O tempo de internação favorece a ocorrência de eventos adversos, identificando-o como principal fator de risco22. Em outro estudo sobre a influência da carga de trabalho de enfermagem e risco de incidentes sem lesão e de eventos adversos na UTI, os relacionados com a pele como dermatites, assaduras e LP foram os mais frequentes, sendo que a ocorrência do incidente aumentou dias de internação na UTI23.
Os achados deste estudo confirmam a característica multifatorial da LP em pacientes de UTI apontados em outros estudos. Contudo, a limitação deste estudo consiste no fato dos resultados terem sido observados em um único centro, sendo importante considerar a realização de novos estudos multicêntricos com métodos que possibilitem análises e compreensão da complexa interação dos fatores de risco no desenvolvimento da LP, considerando as medidas preventivas adotadas de rotina.
Conclusão
Múltiplos fatores associaram-se à ocorrência de LP, sejam do próprio paciente crítico, da sua hospitalização e da sua condição clínica.
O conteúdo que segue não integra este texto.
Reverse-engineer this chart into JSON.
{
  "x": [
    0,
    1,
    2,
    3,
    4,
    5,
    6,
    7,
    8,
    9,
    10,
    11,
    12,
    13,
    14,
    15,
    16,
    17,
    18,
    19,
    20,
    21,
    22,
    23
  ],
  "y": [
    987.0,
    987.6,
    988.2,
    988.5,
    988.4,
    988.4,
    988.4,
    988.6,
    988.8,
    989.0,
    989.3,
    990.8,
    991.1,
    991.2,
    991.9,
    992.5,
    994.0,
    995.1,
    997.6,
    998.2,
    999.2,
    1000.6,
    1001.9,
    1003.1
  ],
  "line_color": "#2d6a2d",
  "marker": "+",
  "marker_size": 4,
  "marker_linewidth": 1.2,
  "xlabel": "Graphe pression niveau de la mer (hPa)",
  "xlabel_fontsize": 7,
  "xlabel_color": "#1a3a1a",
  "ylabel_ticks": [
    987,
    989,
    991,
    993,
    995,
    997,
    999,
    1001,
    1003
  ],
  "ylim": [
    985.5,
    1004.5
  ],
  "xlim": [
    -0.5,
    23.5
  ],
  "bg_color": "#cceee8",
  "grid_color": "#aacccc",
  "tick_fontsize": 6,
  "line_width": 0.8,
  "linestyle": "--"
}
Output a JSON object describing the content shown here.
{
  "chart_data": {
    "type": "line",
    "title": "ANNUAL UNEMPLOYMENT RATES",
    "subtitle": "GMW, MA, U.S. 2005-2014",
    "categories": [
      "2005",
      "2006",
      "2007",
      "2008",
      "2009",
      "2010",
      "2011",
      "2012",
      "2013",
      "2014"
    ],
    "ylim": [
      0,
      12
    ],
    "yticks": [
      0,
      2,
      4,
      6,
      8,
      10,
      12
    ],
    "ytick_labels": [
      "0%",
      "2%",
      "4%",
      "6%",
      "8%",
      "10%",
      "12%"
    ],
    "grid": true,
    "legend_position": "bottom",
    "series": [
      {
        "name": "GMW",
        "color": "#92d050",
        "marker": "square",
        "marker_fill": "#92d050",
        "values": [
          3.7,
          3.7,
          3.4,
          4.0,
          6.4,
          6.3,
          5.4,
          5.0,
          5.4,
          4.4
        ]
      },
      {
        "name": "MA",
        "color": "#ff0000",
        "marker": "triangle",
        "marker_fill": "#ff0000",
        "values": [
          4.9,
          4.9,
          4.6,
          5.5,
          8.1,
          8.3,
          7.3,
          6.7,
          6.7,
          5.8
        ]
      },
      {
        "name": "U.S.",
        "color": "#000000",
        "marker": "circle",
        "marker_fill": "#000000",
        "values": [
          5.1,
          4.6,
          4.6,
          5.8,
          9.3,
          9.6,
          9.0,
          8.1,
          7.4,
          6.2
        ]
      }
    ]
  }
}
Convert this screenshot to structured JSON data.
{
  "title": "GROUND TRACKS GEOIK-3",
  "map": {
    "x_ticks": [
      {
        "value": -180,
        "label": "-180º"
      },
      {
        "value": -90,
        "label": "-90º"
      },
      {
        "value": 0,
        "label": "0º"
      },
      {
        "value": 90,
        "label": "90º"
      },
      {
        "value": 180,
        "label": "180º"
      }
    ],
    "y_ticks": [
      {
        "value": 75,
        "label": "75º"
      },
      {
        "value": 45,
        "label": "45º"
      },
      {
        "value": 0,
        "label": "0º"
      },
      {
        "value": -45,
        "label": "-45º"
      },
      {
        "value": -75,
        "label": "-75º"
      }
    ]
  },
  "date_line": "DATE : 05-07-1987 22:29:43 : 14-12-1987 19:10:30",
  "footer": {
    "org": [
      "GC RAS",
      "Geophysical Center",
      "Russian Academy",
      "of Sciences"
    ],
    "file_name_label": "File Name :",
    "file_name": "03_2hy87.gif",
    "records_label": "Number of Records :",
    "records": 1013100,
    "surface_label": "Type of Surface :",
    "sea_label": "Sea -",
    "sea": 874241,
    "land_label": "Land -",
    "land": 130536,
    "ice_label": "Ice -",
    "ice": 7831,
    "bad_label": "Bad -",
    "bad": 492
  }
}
Os fatores de risco independentes que se associaram à ocorrência de LP indicam que na avaliação do paciente crítico, o avanço da idade, a internação anterior a sua admissão na UTI, cuja piora da sua condição clínica resultou em necessidade de cuidados intensivos e o prolongado tempo de internação devem ser considerados com vistas à prevenção de LP para que cuidados preventivos sejam aplicados precocemente, sobretudo, na região sacra e calcânea.
Ressalta-se a importância dos cuidados para prevenção de LP e o fato dos profissionais de enfermagem manterem contato direto com o paciente 24 horas por dia, durante sua permanência na instituição de saúde, permitem avaliação e monitoramento das condições clínicas que poderão requerer mudança ou intensificação nos cuidados relativos à prevenção de LP.